The Spanish ministry for the ecological transition is scrambling to issue environmental permits for hundreds of large-scale renewable energy projects ahead of its own deadline on January 25, risking lawsuits from developers who will lose all financial deposits on that date if left empty handed, El Mundo reported on Thursday.
Clogged bureaucracy at the ministry, which issues environmental impact assessments (EIAs) for 50-MW-plus projects, is unable to cope with the amount of applications and could wipe out close to 100 GW of renewables due for approval before January 25, according to the report.
The minister, Teresa Ribera, is said to have called for all hands on deck within her department, asking staff to process the applications and push them out of the bureaucratic pipeline as fast as possible. The perception within the department is that renewables developers will sue the government if they fail to obtain the EIA before the January 25 deadline through no fault of their own, El Mundo writes.
Deadlines to obtain each permit in the permitting process for renewables were introduced back in June 2020. The ministry for the ecological transition conceived the measure mainly to prevent certain developers from sitting on grid access and other rights for too long, while pitching the projects for sale to big money investors in search of assets in Spain’s hot renewables market.

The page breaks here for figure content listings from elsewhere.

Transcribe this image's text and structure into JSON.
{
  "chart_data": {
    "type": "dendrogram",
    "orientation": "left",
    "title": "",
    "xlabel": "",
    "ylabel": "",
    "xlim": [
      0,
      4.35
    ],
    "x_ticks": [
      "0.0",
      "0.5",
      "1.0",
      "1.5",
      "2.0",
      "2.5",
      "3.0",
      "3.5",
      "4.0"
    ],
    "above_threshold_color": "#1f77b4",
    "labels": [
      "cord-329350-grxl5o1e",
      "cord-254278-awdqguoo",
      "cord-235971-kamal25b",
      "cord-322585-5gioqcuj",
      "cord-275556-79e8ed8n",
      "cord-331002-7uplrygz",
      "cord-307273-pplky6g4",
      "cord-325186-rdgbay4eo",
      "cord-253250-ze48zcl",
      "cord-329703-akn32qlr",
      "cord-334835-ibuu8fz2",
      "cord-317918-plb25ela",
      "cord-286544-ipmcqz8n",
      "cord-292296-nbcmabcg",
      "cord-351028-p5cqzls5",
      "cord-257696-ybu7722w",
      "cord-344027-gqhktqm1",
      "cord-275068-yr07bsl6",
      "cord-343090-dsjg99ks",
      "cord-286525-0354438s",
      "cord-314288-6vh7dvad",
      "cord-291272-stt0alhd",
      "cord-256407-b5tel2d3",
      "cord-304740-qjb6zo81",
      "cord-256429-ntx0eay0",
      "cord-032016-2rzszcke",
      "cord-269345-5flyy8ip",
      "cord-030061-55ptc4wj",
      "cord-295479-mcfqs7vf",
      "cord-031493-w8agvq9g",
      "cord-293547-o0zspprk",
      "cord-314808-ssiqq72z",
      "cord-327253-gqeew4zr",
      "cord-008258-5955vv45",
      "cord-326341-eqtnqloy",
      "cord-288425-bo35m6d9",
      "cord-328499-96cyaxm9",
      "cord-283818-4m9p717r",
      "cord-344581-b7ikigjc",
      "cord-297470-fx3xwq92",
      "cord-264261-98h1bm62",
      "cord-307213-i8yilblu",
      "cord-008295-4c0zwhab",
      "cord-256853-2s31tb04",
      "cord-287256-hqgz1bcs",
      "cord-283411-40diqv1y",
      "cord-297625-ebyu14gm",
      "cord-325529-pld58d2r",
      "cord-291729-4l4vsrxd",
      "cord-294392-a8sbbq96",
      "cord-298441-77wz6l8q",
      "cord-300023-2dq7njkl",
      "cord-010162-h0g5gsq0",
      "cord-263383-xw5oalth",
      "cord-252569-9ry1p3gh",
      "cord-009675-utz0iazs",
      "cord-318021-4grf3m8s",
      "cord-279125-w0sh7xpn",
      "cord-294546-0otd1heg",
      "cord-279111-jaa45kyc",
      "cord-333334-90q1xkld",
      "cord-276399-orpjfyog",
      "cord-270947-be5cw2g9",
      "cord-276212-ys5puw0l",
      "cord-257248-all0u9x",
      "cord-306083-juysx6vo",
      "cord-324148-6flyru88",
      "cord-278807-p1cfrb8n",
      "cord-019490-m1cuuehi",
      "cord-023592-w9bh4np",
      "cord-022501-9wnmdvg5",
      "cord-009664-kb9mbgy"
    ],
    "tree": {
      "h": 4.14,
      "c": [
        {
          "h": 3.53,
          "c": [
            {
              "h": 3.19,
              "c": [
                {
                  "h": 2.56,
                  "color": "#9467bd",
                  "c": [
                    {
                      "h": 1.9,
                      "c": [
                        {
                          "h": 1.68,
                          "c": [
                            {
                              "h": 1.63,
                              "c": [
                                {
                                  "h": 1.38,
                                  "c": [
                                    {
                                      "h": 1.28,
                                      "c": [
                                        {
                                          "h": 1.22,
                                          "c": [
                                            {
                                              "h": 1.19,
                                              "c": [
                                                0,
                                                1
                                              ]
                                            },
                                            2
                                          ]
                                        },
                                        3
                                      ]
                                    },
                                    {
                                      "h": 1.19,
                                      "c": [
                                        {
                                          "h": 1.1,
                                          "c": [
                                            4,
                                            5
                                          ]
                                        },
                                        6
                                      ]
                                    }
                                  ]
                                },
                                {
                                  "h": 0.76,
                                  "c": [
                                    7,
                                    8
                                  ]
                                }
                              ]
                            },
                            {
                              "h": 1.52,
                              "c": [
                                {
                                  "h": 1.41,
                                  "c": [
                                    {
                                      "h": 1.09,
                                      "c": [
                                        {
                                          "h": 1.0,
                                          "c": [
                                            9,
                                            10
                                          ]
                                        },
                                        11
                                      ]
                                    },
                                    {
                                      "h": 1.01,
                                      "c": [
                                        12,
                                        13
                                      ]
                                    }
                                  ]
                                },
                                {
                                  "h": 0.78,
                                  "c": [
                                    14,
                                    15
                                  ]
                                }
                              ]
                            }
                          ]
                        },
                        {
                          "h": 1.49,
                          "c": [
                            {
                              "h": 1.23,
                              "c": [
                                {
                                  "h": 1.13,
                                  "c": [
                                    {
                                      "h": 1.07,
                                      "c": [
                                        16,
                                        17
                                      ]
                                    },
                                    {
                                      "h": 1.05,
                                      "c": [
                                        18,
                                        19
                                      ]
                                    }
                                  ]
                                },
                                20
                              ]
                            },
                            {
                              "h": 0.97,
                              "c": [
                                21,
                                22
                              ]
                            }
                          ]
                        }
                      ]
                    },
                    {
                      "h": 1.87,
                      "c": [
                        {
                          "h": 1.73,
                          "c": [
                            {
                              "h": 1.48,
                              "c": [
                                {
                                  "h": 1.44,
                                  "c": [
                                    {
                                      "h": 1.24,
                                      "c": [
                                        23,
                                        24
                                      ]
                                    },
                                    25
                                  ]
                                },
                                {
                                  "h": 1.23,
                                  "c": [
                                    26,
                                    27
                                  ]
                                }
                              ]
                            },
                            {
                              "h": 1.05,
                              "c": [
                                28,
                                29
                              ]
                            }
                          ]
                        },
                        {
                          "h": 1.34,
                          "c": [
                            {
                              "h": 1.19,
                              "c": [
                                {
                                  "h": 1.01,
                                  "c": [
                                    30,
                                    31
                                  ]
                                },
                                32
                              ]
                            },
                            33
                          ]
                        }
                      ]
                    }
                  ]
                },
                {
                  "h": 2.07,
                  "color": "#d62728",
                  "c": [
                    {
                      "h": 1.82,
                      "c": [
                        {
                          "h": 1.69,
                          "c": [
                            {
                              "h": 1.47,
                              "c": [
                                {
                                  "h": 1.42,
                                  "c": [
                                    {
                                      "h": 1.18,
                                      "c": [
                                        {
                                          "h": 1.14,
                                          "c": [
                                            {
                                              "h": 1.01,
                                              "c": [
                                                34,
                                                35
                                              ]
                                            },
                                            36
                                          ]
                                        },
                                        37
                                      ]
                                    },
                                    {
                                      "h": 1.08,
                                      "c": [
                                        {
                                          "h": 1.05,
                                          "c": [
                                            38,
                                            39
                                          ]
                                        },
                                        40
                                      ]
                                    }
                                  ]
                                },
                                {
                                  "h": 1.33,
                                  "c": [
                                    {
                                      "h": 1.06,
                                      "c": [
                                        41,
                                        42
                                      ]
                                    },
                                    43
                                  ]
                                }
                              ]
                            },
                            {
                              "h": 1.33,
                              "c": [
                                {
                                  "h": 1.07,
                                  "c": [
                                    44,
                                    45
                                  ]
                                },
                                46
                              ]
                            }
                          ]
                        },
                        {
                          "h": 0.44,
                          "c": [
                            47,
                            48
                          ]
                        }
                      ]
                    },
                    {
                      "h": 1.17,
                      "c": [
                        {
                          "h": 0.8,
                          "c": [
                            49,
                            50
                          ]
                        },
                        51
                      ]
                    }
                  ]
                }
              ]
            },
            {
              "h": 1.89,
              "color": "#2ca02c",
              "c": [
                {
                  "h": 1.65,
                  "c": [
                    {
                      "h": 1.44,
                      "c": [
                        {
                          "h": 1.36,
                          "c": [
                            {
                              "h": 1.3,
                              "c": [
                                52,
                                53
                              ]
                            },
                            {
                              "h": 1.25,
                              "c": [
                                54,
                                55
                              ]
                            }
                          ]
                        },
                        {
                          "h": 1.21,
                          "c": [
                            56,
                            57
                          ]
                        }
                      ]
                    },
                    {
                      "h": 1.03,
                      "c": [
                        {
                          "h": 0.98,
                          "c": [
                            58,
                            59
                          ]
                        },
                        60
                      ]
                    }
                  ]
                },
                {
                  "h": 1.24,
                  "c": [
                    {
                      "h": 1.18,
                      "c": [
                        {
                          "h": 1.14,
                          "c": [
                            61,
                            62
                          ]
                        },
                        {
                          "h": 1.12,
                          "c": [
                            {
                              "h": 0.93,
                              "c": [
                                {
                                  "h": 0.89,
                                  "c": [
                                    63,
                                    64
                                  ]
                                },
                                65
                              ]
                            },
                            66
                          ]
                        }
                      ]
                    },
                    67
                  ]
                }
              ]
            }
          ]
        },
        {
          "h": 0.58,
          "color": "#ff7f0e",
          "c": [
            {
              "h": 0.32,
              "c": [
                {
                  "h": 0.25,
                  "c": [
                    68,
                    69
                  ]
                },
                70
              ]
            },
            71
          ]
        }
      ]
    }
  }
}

This lucrative business incentivised hoarding of grid permits, created portfolios with more renewables capacity than Spain’s power system can absorb and made it more difficult and expensive for serious projects to get ahead, according to the ministry.
In June 2020, Spain’s bureaucracy was dealing with over 430 GW worth of requests for grid access rights, with many of them sought for projects in immature stages. To clear the pile, the ministry invited permit holders to give up the rights and claim deposits, imposed a moratorium on new requests for grid access and established deadlines for each of the permits. Project developers that fail to meet any of the series of deadlines will lose financial deposits and all permits gathered by then.
Demand for Spanish renewables has not waned, and on top of applications that need to processed by January 25, new ones were added to the queue.
The biggest challenge in the whole process has been obtaining the EIA, on which subsequent permits rest -- consent, construction and plant operation licence. According to El Mundo, it is not just the ministry that is flooded. Regional governments, which handle projects of below 50 MW, are also overwhelmed with applications, and in some regions, the number of permits to process tripled in the past two years, the news outlet reported.
At the request of exasperated regional governments, the ministry extended the deadline once, in December 2021, giving breathing room of nine months. Minister Ribera has announced she will not be approving any more extensions, El Mundo reported.